I've been growing a few species of plants emersed in these smaller glass bowls that look like this:










I put about an inch and a half of Miracle Gro Organic Potting Mix in the bottom, planted, and then cover with saran wrap. Every day or two I open the saran wrap and mist the plants to keep them moist. So far the growth has been great, however, I want to do an emersed display setup that will look good in my living room.

Is there any way to do an emersed setup with aquatic plants without the plastic wrap? I assume you would have to mist daily at least, or perhaps even every few hours. I was thinking I might need to DiY a mister similar to the ones that grocery stores have in the lettuce aisle - you know, a mister that comes on every few hours and sprays all the leaves.

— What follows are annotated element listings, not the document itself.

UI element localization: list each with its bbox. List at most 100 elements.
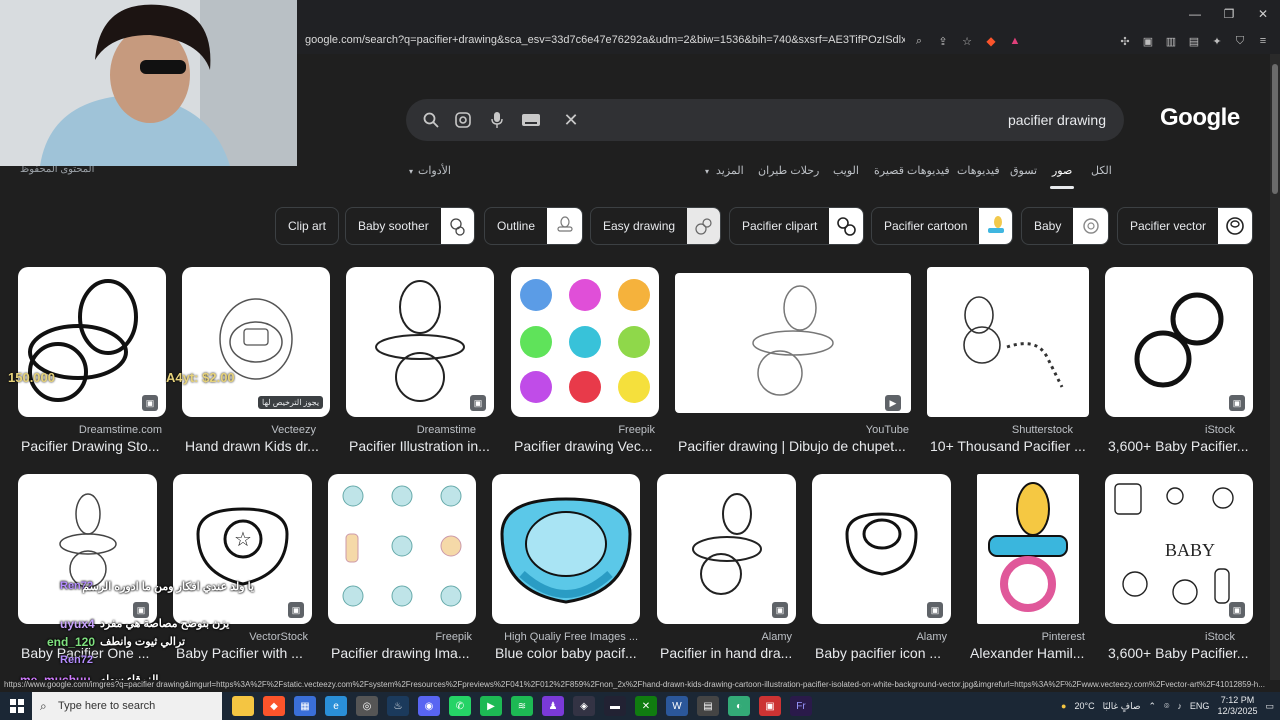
result-thumbnail[interactable] xyxy=(328,474,476,624)
result-title[interactable]: Pacifier Drawing Sto... xyxy=(21,438,166,454)
image-result[interactable]: Freepik Pacifier drawing Ima... xyxy=(328,474,476,664)
result-source[interactable]: iStock xyxy=(1205,631,1235,643)
image-result[interactable]: ▣ Alamy Baby pacifier icon ... xyxy=(812,474,951,664)
image-result[interactable]: BABY ▣ iStock 3,600+ Baby Pacifier... xyxy=(1105,474,1253,664)
result-title[interactable]: Pacifier drawing | Dibujo de chupet... xyxy=(678,438,911,454)
edge-icon[interactable]: e xyxy=(325,696,347,716)
result-source[interactable]: iStock xyxy=(1205,424,1235,436)
result-title[interactable]: Pacifier drawing Ima... xyxy=(331,645,476,661)
image-result[interactable]: ▣ iStock 3,600+ Baby Pacifier... xyxy=(1105,267,1253,457)
result-source[interactable]: YouTube xyxy=(866,424,909,436)
image-badge-icon: ▣ xyxy=(1229,395,1245,411)
result-title[interactable]: Pacifier in hand dra... xyxy=(660,645,796,661)
image-result[interactable]: Pinterest Alexander Hamil... xyxy=(967,474,1089,664)
image-result[interactable]: ▣ Alamy Pacifier in hand dra... xyxy=(657,474,796,664)
image-result[interactable]: يجوز الترخيص لها Vecteezy Hand drawn Kid… xyxy=(182,267,330,457)
app-icon[interactable]: ▶ xyxy=(480,696,502,716)
leo-icon[interactable]: ✦ xyxy=(1208,32,1226,50)
result-source[interactable]: Alamy xyxy=(916,631,947,643)
share-icon[interactable]: ⇪ xyxy=(934,32,952,50)
brave-browser-icon[interactable]: ◆ xyxy=(263,696,285,716)
vpn-icon[interactable]: ⛉ xyxy=(1231,32,1249,50)
extensions-icon[interactable]: ✣ xyxy=(1116,32,1134,50)
app-icon[interactable]: ▣ xyxy=(759,696,781,716)
steam-icon[interactable]: ♨ xyxy=(387,696,409,716)
result-thumbnail[interactable] xyxy=(675,273,911,413)
result-source[interactable]: VectorStock xyxy=(249,631,308,643)
result-title[interactable]: Baby pacifier icon ... xyxy=(815,645,951,661)
zoom-icon[interactable]: ⌕ xyxy=(910,32,928,50)
premiere-icon[interactable]: Fr xyxy=(790,696,812,716)
close-button[interactable]: ✕ xyxy=(1246,0,1280,28)
result-title[interactable]: 10+ Thousand Pacifier ... xyxy=(930,438,1089,454)
wallet-icon[interactable]: ▤ xyxy=(1185,32,1203,50)
minimize-button[interactable]: — xyxy=(1178,0,1212,28)
taskbar-search-input[interactable]: ⌕ Type here to search xyxy=(32,692,222,720)
language-indicator[interactable]: ENG xyxy=(1190,701,1210,711)
image-result[interactable]: Freepik Pacifier drawing Vec... xyxy=(511,267,659,457)
word-icon[interactable]: W xyxy=(666,696,688,716)
result-thumbnail[interactable] xyxy=(927,267,1089,417)
result-thumbnail[interactable] xyxy=(182,267,330,417)
image-result[interactable]: Shutterstock 10+ Thousand Pacifier ... xyxy=(927,267,1089,457)
page-scrollbar[interactable] xyxy=(1270,54,1280,680)
result-source[interactable]: Dreamstime.com xyxy=(79,424,162,436)
image-badge-icon: ▣ xyxy=(927,602,943,618)
scrollbar-thumb[interactable] xyxy=(1272,64,1278,194)
brave-shield-icon[interactable]: ◆ xyxy=(982,32,1000,50)
result-source[interactable]: High Qualiy Free Images ... xyxy=(504,631,638,643)
result-source[interactable]: Pinterest xyxy=(1042,631,1085,643)
network-icon[interactable]: ⌾ xyxy=(1164,701,1169,712)
windows-start-icon[interactable] xyxy=(6,696,28,716)
tab-icon[interactable]: ▣ xyxy=(1139,32,1157,50)
result-source[interactable]: Freepik xyxy=(435,631,472,643)
xbox-icon[interactable]: ✕ xyxy=(635,696,657,716)
clock[interactable]: 7:12 PM 12/3/2025 xyxy=(1217,695,1257,717)
app-icon[interactable]: ▬ xyxy=(604,696,626,716)
result-title[interactable]: Alexander Hamil... xyxy=(970,645,1089,661)
image-result[interactable]: ▣ Dreamstime Pacifier Illustration in... xyxy=(346,267,494,457)
link-status-bar: https://www.google.com/imgres?q=pacifier… xyxy=(0,680,1280,692)
result-title[interactable]: Blue color baby pacif... xyxy=(495,645,640,661)
result-thumbnail[interactable] xyxy=(977,474,1079,624)
menu-icon[interactable]: ≡ xyxy=(1254,32,1272,50)
discord-icon[interactable]: ◉ xyxy=(418,696,440,716)
result-source[interactable]: Vecteezy xyxy=(271,424,316,436)
windows-taskbar: ⌕ Type here to search ◆ ▦ e ◎ ♨ ◉ ✆ ▶ ≋ … xyxy=(0,692,1280,720)
result-source[interactable]: Dreamstime xyxy=(417,424,476,436)
image-result[interactable]: ▶ YouTube Pacifier drawing | Dibujo de c… xyxy=(675,267,911,457)
result-title[interactable]: 3,600+ Baby Pacifier... xyxy=(1108,438,1253,454)
result-title[interactable]: Pacifier Illustration in... xyxy=(349,438,494,454)
result-source[interactable]: Alamy xyxy=(761,631,792,643)
chevron-up-icon[interactable]: ⌃ xyxy=(1148,701,1156,712)
image-result[interactable]: ▣ Dreamstime.com Pacifier Drawing Sto... xyxy=(18,267,166,457)
result-title[interactable]: Baby Pacifier with ... xyxy=(176,645,312,661)
image-result[interactable]: High Qualiy Free Images ... Blue color b… xyxy=(492,474,640,664)
result-title[interactable]: Pacifier drawing Vec... xyxy=(514,438,659,454)
result-thumbnail[interactable] xyxy=(511,267,659,417)
url-field[interactable]: google.com/search?q=pacifier+drawing&sca… xyxy=(305,34,905,46)
app-icon[interactable]: ◐ xyxy=(728,696,750,716)
whatsapp-icon[interactable]: ✆ xyxy=(449,696,471,716)
file-explorer-icon[interactable] xyxy=(232,696,254,716)
app-icon[interactable]: ◎ xyxy=(356,696,378,716)
image-result[interactable]: ☆ ▣ VectorStock Baby Pacifier with ... xyxy=(173,474,312,664)
app-icon[interactable]: ◈ xyxy=(573,696,595,716)
volume-icon[interactable]: ♪ xyxy=(1177,701,1182,711)
notifications-icon[interactable]: ▭ xyxy=(1265,701,1274,712)
restore-button[interactable]: ❐ xyxy=(1212,0,1246,28)
store-icon[interactable]: ▦ xyxy=(294,696,316,716)
app-icon[interactable]: ♟ xyxy=(542,696,564,716)
image-badge-icon: ▣ xyxy=(133,602,149,618)
result-title[interactable]: 3,600+ Baby Pacifier... xyxy=(1108,645,1253,661)
sidebar-icon[interactable]: ▥ xyxy=(1162,32,1180,50)
result-source[interactable]: Freepik xyxy=(618,424,655,436)
weather-temp[interactable]: 20°C xyxy=(1074,701,1094,711)
app-icon[interactable]: ▤ xyxy=(697,696,719,716)
spotify-icon[interactable]: ≋ xyxy=(511,696,533,716)
result-title[interactable]: Hand drawn Kids dr... xyxy=(185,438,330,454)
bookmark-icon[interactable]: ☆ xyxy=(958,32,976,50)
result-thumbnail[interactable] xyxy=(492,474,640,624)
result-source[interactable]: Shutterstock xyxy=(1012,424,1073,436)
brave-rewards-icon[interactable]: ▲ xyxy=(1006,32,1024,50)
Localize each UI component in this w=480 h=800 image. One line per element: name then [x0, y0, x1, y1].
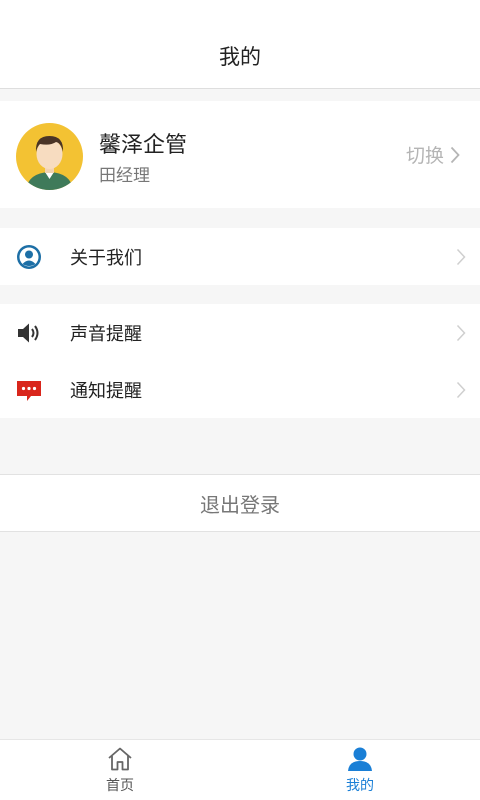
home-icon [108, 747, 132, 771]
chevron-right-icon [456, 381, 466, 399]
person-icon [348, 747, 372, 771]
bottom-tab-bar: 首页 我的 [0, 739, 480, 800]
profile-card[interactable]: 馨泽企管 田经理 切换 [0, 101, 480, 208]
speaker-icon [18, 323, 39, 343]
menu-label-notify: 通知提醒 [70, 381, 142, 402]
page-title: 我的 [219, 45, 261, 69]
profile-role: 田经理 [99, 166, 150, 186]
user-circle-icon [17, 245, 41, 269]
chevron-right-icon [456, 324, 466, 342]
menu-group-reminders: 声音提醒 通知提醒 [0, 304, 480, 418]
menu-label-about: 关于我们 [70, 248, 142, 269]
menu-group-about: 关于我们 [0, 228, 480, 285]
switch-label: 切换 [405, 145, 444, 167]
tab-label-mine: 我的 [346, 778, 374, 794]
menu-item-about[interactable]: 关于我们 [0, 228, 480, 285]
logout-button[interactable]: 退出登录 [0, 474, 480, 532]
tab-mine[interactable]: 我的 [240, 740, 480, 800]
page-header: 我的 [0, 0, 480, 89]
chevron-right-icon [450, 146, 460, 163]
profile-name: 馨泽企管 [99, 133, 188, 158]
menu-label-sound: 声音提醒 [70, 324, 142, 345]
chevron-right-icon [456, 248, 466, 266]
switch-account-button[interactable]: 切换 [406, 141, 460, 168]
tab-label-home: 首页 [106, 778, 134, 794]
message-icon [17, 381, 41, 401]
menu-item-notify[interactable]: 通知提醒 [0, 361, 480, 418]
menu-item-sound[interactable]: 声音提醒 [0, 304, 480, 361]
avatar [16, 123, 83, 190]
tab-home[interactable]: 首页 [0, 740, 240, 800]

I think an emersed setup would look beautiful if you could keep it from drying out, and I just wanted to know if anyone has done this successfully. It's a shame that we have to keep all these beautiful plants hidden away in bins or covered with plastic.


----------



## asukawashere (Mar 11, 2009)

...Glass lids hold in moisture just as well and are noticeably more attractive than saran wrap


----------



## Storms (Sep 12, 2011)

asukawashere said:


> ...Glass lids hold in moisture just as well and are noticeably more attractive than saran wrap


Ok, but what if the bowl is too short for plants to grow? How can I get the plants to grow out of the bowl and keep them moist?


----------



## lbacha (Apr 12, 2011)

You will need to experiment there are some plants that will grow in less than high humidity I've had Alternanthera reinekii growing out of the top of a tank for a long time and I know others have had it out doors. Most crypts won't do well but some like ciliata may do ok. I would talk to hydrophyte about this he has experemented with a lot of aquatic plants emersed in his ripariums in both high and low humidity setups. The more plants you have in the tank the better as they will form a higher humidity zone around themselves

Len


----------



## asukawashere (Mar 11, 2009)

You've got to pick and choose your plants, then. As lbacha noted, A. reineckii does okay in low-humidity setups. Other choices include swordplants (if you have lots of space), Bacopa, Lindernia, Hygrophila, Hyptis lorentziana, Purple bamboo, Acmella repens, some Ludwigias... basically, plants that can also be found growing well above the waterline in the wild. You'll have to acclimate them slowly, but it's doable 

Also, you might try marginal pond plants - they're used to growing up and out of the water.  They tend to do very well in open-top environments. Some make for lovely houseplants and are easily obtainable as such (i.e. Spathiphyllum, Cyperus, etc.) The false aquatics sold in many pet stores are good choices, too (i.e. Alternanthera ficoidea, Hemigraphis spp.,and so on).


----------